LandSpeedRecord! – Intermission

LandSpeedRecord!
Intermission

Over the past few years, Baltimore, Maryland’s LandSpeedRecord! has built a solid reputation for itself with its quirky songwriting and frantic musical execution. LSR! has always managed to be both catchy and somewhat inaccessible at the same time, which seems to have created multiple love/hate relationships with the band. The band’s lyrics have always generally been even more hyperactive and varied than the band’s music, and Charley Jamison’s unique vocal delivery (alarming without hitting ‘shrill’ level) only gives LSR!’s material an even larger sense of musical urgency.

With Intermission, though, it seems that LSR! has toned things down a bit and offered up a surprisingly mature album. After going through multiple personnel changes over the past few years, Jamison and company have settled on a four-piece lineup that includes a cello player (Corrie LoGiudice) – a decision that seems to have affected both the songwriting style and overall sound of the band.

Despite the oftentimes bright, upbeat musical colorings of previous LSR! material, the band’s moods and themes tended to lean towards intelligently dark material. Sure, the supremely fast-paced, quick lick material may not be present on Intermission, but if anything, the addition of the cello to this set of more deliberate material actually makes Intermission LSR!’s most legitimately dark album yet. One HUGE constant, however, is the continuation of LSR!’s tendency to field amazing rhythm sections (fleshed out on Intermission by bassist Paul Gier and drummer Jeff Bradford, with former bassist Thomas Stehr helping out on a few tracks as well).

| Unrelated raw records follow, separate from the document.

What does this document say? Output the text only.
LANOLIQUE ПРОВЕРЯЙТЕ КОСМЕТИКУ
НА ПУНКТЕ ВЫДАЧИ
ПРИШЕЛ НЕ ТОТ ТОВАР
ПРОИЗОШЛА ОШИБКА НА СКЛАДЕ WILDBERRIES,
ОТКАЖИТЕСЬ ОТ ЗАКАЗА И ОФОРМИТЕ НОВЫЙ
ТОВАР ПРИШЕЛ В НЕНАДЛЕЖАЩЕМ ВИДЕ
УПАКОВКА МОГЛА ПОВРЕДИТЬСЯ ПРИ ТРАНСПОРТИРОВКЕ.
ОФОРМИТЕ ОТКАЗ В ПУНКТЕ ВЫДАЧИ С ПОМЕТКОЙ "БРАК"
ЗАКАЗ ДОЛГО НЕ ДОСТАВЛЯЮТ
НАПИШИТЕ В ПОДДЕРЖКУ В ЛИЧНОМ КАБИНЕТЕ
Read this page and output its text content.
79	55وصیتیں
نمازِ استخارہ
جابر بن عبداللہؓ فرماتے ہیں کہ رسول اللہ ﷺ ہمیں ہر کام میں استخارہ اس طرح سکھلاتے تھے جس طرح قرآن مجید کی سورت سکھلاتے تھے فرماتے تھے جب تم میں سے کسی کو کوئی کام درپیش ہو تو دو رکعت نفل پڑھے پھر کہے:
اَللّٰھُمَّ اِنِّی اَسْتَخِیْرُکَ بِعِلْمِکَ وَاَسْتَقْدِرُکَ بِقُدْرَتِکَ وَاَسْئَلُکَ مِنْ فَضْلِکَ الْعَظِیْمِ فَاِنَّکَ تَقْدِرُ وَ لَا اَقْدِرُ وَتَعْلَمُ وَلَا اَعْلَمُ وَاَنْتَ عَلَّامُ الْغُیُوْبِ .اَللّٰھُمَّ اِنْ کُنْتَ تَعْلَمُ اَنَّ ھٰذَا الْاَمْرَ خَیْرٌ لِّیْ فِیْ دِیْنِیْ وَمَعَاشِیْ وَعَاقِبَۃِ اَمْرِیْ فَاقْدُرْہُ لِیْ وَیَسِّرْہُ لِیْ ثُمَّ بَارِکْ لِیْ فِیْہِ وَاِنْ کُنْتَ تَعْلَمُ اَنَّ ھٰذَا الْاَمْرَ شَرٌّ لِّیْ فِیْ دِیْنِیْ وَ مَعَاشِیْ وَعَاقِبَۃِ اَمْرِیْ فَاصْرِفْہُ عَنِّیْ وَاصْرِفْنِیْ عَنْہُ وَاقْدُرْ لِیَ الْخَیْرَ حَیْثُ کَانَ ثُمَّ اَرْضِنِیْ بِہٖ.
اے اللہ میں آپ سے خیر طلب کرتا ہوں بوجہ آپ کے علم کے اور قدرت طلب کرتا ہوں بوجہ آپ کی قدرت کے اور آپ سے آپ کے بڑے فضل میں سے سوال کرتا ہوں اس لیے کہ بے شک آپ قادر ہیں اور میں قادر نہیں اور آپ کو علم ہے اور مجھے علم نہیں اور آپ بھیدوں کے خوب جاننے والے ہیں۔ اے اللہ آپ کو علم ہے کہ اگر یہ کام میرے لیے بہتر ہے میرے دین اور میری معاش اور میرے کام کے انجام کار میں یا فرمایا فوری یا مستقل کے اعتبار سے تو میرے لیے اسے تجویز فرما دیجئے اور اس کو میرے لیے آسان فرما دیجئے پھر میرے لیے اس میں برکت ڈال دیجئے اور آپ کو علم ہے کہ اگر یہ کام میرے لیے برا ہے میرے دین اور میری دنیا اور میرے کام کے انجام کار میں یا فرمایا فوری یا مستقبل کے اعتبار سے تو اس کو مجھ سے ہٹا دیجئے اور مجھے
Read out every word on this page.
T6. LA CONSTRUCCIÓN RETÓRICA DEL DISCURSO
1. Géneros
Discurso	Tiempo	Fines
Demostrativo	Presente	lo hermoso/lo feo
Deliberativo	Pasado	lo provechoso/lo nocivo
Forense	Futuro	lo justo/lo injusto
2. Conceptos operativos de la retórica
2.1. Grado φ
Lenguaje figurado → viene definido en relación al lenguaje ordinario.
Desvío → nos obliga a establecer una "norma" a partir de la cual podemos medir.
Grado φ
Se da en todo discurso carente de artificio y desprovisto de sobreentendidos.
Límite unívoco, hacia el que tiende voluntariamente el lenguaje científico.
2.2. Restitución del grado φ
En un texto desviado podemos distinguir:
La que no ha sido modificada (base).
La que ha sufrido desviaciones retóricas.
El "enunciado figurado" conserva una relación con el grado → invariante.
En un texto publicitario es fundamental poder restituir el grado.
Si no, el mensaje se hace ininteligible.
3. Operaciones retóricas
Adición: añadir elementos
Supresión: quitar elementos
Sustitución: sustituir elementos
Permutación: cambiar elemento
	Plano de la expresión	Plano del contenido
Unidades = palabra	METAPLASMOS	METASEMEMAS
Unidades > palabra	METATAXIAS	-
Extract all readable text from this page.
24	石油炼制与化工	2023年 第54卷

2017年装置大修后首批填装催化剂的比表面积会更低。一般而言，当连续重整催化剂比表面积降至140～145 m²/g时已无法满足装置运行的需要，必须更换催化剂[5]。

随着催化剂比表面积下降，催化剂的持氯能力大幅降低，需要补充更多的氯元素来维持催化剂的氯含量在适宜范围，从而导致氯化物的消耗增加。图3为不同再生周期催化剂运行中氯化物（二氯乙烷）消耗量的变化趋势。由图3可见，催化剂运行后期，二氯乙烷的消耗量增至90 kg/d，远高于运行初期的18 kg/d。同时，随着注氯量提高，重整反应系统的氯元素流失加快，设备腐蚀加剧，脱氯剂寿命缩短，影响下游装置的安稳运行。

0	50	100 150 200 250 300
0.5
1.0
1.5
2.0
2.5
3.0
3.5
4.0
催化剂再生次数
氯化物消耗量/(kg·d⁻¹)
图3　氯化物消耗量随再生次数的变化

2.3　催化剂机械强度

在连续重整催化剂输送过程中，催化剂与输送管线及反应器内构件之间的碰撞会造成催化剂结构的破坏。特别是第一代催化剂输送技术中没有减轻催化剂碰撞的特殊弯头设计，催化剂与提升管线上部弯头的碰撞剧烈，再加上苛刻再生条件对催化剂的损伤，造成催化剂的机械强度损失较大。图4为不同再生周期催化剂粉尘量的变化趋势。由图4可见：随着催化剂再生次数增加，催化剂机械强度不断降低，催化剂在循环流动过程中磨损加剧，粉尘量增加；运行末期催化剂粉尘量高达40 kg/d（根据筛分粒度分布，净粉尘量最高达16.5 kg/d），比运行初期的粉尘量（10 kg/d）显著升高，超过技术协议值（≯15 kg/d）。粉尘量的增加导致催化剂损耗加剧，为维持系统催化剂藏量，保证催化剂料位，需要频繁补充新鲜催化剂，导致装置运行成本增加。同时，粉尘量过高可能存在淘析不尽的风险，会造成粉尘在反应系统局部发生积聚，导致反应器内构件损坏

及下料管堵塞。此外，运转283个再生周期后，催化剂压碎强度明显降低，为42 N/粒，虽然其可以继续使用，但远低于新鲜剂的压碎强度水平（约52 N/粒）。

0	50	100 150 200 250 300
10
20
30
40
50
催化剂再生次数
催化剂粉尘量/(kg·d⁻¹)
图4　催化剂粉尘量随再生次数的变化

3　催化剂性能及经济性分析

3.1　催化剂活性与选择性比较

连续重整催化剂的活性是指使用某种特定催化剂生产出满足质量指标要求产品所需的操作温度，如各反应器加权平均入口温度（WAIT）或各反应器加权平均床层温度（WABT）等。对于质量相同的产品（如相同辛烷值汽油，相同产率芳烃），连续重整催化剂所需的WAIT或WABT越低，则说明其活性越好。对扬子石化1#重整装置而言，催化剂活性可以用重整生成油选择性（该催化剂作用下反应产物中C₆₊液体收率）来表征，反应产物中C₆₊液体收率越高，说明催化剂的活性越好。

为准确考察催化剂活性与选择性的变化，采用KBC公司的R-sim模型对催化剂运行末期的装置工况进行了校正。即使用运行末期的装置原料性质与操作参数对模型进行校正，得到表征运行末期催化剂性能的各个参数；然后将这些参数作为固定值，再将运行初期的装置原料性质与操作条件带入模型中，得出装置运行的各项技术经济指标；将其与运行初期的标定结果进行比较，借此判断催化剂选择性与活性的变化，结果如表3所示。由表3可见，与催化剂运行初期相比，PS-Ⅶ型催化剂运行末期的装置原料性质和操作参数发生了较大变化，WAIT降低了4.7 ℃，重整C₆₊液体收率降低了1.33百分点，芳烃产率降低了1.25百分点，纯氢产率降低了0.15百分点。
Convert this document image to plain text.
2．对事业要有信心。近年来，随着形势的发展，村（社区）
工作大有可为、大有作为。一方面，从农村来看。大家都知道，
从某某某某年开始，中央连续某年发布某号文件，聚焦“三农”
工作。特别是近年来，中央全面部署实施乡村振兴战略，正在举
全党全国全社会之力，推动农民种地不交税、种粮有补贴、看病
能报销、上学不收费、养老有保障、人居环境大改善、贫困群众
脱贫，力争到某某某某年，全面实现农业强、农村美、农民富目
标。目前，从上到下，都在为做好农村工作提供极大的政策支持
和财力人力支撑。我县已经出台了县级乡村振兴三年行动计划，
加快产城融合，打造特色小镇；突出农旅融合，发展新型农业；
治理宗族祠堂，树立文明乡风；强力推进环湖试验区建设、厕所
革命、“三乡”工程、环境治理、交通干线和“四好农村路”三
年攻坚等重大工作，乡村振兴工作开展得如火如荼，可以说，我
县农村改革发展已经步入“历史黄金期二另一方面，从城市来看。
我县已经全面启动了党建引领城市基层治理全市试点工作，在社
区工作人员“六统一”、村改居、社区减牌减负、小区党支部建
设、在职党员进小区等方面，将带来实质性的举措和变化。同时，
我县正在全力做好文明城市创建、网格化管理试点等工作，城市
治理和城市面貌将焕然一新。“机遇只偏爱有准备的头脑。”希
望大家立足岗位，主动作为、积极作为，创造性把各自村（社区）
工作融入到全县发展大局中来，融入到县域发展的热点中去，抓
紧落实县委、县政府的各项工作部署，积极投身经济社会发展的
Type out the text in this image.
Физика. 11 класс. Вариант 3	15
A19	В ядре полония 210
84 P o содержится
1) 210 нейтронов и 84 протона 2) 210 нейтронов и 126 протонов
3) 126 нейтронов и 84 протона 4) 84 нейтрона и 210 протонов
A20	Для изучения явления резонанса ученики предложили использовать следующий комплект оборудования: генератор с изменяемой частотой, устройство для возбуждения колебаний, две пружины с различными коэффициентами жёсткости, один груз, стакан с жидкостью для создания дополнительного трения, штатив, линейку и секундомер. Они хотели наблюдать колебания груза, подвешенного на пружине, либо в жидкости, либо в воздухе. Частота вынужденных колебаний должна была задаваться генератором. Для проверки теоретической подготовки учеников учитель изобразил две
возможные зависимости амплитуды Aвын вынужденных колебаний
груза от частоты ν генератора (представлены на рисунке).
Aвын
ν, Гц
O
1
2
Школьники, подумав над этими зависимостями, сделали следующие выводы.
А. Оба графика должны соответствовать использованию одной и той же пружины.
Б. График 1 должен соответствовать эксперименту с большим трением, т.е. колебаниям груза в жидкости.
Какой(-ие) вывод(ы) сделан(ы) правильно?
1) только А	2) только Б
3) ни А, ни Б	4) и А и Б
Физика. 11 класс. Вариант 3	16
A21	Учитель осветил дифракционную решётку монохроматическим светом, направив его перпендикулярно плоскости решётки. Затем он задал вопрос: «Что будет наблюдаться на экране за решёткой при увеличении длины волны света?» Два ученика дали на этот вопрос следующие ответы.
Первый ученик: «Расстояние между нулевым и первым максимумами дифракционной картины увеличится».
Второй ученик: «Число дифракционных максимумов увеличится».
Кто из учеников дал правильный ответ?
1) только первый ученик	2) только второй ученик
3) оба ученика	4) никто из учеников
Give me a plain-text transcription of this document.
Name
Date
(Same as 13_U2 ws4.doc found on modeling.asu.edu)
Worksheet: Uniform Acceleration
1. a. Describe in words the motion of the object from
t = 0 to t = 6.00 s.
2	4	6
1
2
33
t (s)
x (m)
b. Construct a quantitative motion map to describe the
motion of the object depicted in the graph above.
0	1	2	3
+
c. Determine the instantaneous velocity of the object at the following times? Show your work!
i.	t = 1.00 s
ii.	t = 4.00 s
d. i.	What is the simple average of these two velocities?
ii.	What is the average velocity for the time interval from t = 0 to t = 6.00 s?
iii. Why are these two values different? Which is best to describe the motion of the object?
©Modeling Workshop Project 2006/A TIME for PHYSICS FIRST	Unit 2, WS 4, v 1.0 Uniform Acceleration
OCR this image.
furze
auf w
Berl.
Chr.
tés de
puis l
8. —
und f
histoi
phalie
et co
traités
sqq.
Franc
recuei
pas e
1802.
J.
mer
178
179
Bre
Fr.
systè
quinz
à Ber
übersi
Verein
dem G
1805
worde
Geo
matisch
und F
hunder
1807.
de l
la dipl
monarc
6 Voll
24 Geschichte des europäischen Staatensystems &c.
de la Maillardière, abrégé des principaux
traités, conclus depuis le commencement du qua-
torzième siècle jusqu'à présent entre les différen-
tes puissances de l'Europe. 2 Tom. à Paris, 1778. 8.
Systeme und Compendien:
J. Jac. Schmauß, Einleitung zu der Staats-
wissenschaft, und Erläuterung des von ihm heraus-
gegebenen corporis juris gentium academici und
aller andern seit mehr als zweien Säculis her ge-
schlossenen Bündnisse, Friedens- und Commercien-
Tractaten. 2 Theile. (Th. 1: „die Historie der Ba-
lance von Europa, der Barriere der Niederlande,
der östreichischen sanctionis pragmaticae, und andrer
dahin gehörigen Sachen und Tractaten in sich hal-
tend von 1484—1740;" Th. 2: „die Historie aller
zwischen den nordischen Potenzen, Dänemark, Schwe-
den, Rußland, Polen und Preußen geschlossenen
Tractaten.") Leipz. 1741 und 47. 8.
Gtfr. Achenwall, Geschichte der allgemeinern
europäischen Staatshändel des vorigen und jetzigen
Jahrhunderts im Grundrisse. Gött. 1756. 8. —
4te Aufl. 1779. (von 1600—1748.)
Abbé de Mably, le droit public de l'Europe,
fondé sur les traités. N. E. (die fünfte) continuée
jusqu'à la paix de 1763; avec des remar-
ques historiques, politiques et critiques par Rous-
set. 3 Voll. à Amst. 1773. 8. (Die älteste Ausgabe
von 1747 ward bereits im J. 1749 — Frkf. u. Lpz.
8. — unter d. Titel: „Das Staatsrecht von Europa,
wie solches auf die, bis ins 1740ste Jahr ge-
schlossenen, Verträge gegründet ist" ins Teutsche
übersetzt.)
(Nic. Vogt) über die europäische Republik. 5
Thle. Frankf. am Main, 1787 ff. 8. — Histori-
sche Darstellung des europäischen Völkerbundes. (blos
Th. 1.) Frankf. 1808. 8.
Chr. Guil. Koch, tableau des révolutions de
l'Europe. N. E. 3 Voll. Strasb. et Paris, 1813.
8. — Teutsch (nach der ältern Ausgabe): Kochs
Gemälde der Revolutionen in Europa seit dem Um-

While the band may have shelved some of its ‘random freak-out’ edge, that tendency is replaced by some of the band’s best-developed material to date. “The Linda Lovelace Memorial Fund” unfurls slowly, as the song’s initial fuzzed-out drone-stomp melts away into a delicate acoustic bridge, setting up the resurgence of a passionate redux of the song’s chorus. Both lyrically and musically, album closer “Why Ask Why” is just plain fundamentally unnerving, talking of missing children, mortified parents, pedophiles, and the like. It seems that the slight cello touches throughout the song actually manage to make the song even creepier, though, as they add a sense of underlying terror to the song. The last 90 seconds are rounded out with a spooky sounding instrumental set, closing the disc on a positively eerie note. The sparse, spooky cello-and-guitar riffing of “Mr. Reeves” is only two-and-a-half minutes long, but by the time the song glides into the sweet-sounding slide guitar break, the track has easily established itself as one of the album’s most noteworthy points.

The opening to “Guardian Angel” is vintage LSR!, though the track quickly shifts to a much darker drum-and-bass tune, with cello noodlings emphasizing the dark lyrical content of the song (“A woman on a bridge drops one twin with the other one in her arms / As the second one his the water, she yells, ‘I didn’t mean them any harm’ / They fish the first one out right away, but they don’t find the second one for days / There’s no reason that the twin who lives isn’t the twin who floats away”). “Crack” is about as close to sustained, old-school LSR! as Intermission comes; the three-minute opener is a sneakily powerful three-minute deliberate rocker, though even on this track, the underlying cello backing adds a creepy touch. The surprisingly straight-laced “Glass Bricks” offers up yet another powerful nugget of LSR! lyricism (“…And the distance wasn’t as far as we thought between the nothing we’ll have and the whatever-we-got / Everything will work out is the mantra of the damned”).

“Oedipux Rex Applause” is a subdued, toe-tapping 90-second frolic with a walking bassline that alternately seems as out of place as it does perfectly embedded into the album. The cynical “Malthusian Second Helpings” grinds along on the somewhat dissonant combination of Jamison’s dirty guitar line and LoGiudice’s sorrowful cello playing, while the lulling “Welcome to Baltimore” manages to sound both fractured and beautiful at the same time.

“Instrumental With Words” (which actually is completely instrumental) shows that LSR! still has its trademark sense of humor. However, on Intermission, humor and offbeat showmanship has given way to well-controlled musical chaos, and the results add up to another solid release for LandSpeedRecord!. The band’s lyrics are still amongst the most interesting reads in rock, which only adds to the depth of the album. This one’s not quite as perversely entertaining as the band’s previous releases, but all in all, repeated listens drive home the fact that Intermission might legitimately be LSR!’s best album to date. Highly recommended.